Barack Obama warns of jihadist 'cancer' in Iraq as reporter slain
WASHINGTON: US President Barack Obama on Wednesday demanded the world take action against the "cancer" of jihadist extremism in Iraq, after militants murdered an American reporter.
As US jets continued to strike jihadist targets despite a threat to kill a second reporter, Obama said: "When people harm Americans anywhere, we do what's necessary to see that justice is done." Shortly after he spoke, the State Department asked for 300 more US troops to be sent to Iraq to protect US facilities.
Obama was speaking after the so called "Islamic State," which has seized much of eastern Syria and northern Iraq, released a video showing a masked militant beheading US reporter James Foley. The black-clad man said the 40-year-old freelance journalist, who was kidnapped in northern Syria in November 2012, had been killed to avenge American air strikes against his movement.
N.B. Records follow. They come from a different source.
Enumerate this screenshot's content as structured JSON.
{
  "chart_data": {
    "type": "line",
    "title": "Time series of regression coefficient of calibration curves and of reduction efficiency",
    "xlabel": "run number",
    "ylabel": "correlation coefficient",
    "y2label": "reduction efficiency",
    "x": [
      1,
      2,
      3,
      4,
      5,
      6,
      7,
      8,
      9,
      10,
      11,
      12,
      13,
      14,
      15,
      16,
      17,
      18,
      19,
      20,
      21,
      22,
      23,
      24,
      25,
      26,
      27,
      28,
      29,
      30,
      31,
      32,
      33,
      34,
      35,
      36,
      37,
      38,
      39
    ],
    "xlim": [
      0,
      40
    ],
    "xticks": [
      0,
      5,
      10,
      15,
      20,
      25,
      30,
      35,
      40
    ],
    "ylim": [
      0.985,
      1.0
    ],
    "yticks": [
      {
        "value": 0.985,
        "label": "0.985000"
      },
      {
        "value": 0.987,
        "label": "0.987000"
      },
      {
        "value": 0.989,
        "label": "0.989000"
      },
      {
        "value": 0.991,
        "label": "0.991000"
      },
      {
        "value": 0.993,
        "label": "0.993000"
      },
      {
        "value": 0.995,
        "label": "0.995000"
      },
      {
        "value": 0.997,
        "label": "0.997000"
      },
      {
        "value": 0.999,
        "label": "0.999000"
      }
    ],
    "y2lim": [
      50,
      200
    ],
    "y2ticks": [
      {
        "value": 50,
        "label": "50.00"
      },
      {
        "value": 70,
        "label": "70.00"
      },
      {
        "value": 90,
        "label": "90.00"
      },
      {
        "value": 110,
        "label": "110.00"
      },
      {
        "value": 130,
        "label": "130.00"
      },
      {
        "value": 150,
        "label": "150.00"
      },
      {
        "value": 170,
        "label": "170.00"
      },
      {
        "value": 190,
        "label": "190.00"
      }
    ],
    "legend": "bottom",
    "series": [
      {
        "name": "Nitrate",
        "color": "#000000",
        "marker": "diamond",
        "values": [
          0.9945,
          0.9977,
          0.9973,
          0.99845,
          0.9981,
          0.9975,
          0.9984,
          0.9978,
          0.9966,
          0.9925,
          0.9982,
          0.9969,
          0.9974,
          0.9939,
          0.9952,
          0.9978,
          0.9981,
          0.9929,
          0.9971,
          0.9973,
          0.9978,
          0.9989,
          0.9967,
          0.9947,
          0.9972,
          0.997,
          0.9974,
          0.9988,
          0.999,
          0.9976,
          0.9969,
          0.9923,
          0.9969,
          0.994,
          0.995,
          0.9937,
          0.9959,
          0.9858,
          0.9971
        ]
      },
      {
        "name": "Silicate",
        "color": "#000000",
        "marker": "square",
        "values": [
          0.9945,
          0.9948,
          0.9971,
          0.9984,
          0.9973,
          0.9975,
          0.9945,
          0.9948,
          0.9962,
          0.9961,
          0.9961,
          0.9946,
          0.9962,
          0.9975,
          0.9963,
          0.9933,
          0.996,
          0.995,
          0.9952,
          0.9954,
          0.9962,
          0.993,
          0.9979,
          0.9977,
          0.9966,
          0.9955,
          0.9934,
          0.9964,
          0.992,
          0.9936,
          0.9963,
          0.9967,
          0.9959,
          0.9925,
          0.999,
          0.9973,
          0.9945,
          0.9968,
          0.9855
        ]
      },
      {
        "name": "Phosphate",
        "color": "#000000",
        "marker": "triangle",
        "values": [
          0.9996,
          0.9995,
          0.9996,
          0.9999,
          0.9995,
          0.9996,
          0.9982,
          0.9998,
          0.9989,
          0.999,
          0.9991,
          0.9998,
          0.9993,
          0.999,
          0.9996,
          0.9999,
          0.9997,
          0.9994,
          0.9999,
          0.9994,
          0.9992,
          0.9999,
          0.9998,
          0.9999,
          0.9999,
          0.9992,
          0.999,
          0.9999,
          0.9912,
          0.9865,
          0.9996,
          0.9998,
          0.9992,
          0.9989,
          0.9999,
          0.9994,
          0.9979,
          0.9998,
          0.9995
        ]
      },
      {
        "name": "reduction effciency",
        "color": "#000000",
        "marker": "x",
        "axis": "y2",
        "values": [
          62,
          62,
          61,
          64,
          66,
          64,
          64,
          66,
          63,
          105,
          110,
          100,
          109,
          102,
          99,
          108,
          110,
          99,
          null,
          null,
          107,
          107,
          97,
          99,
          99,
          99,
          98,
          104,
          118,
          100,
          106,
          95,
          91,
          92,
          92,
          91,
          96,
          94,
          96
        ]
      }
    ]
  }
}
He paraded a second US reporter, Steven Sotloff, before the camera and said he too would die unless Obama changes course. Obama did not directly refer to Sotloff in his brief address and the Pentagon confirmed that airstrikes would continue but he paid tribute to Foley and said the Islamic State must be defeated.
"Jim Foley's life stands in stark contrast to his killers," he said, branding the militants genocidal murderers who target civilians and subject women and children to "torture and rape and slavery."
"Their victims are overwhelmingly Muslim and no faith teaches people to massacre innocents," he said, dismissing the IS claim to represent the aspirations of a global Muslim caliphate.
"No just God would stand for what they did yesterday and what they do every single day," he declared.
"We will be vigilant and we will be relentless... From governments and peoples across the Middle East, there has to be a common effort to extract this cancer so it does not spread."
US intelligence believes the video is genuine, and the British government held a crisis meeting to launch an investigation because Foley's executioner spoke English with a London accent.
"We have not identified the individual responsible, but from what we have seen, it looks increasingly likely that it is a British citizen." Prime Minister David Cameron told reporters. "This is deeply shocking."
Foley's parents, John and Diane, appeared on the lawn of their home in New Hampshire to pay tribute to their son the oldest of five adult children and call for other hostages to be released.
"Jim would never want us to hate or be bitter. We cannot do that and we are just so very proud of Jimmy and we are praying for the strength to love like he did," Diane said.
US Central Command said 14 air strikes had been carried out on IS targets in Iraq in the 24 hours since the video was released.
The United Nations and Europe's top powers condemned the killing, and France warned the world faces the "most serious international situation" since 2001, the year of the September 11 attacks.
In a significant shift from its usual policy, Germany said it was ready to send weapons to support Iraqi Kurds against IS, while France vowed to hold a conference on regional security.
Foley was an experienced correspondent who had covered wars in Afghanistan and Libya before heading to Syria, contributing reports to GlobalPost, Agence France-Presse and other outlets.
AFP chairman Emmanuel Hoog described Foley "as a brave, independent and impartial journalist" whose work in Syria and other war zones was widely admired.
According to witnesses, Foley was seized in the northern Syrian province of Idlib on November 22, 2012. In the nearly five-minute video, Foley is seen kneeling on the ground, dressed in an orange outfit that resembles those worn by prisoners held at the US naval base at Guantanamo Bay.
"Any aggression toward the Islamic State is an aggression toward Muslims from all walks of life who have accepted the Islamic caliphate as their leadership," the masked militant declares.
In June, the group then known as the Islamic State in Iraq and the Levant declared the dawn of a Muslim caliphate and seized control of a swath of eastern Syria and northern Iraq.
This month, Obama reacted by ordering US warplanes to counter threats to US personnel in the Kurdish regional capital Arbil or to civilian refugees from Iraqi religious minority groups.
He has insisted the scope of the strikes would remain limited but Iraqi officials and observers have argued only foreign intervention could turn the tide on jihadist expansion in Iraq.
According to Kurdish officers, a US air strike carried out early Wednesday targeted an apparent jihadist meeting at a school in the area of the dam.
Shiite militias, federal soldiers, Kurdish troops and Sunni Arab tribes have been battling IS for weeks in some areas but have been unable to clinch a decisive victory.
An offensive launched on Tuesday against former Iraqi dictator Saddam Hussein's hometown Tikrit was presented as a major push to liberate the city, but it appeared to have stalled a few hours later. While IS was under pressure in Iraq, its forces were advancing in the northern Syrian province of Raqa, assaulting an airbase that is the last government bastion in the region.
In northern Iraq, the UN refugee agency said it has begun a massive 10-day operation to provide assistance to the hundreds of thousands of people displaced by violence.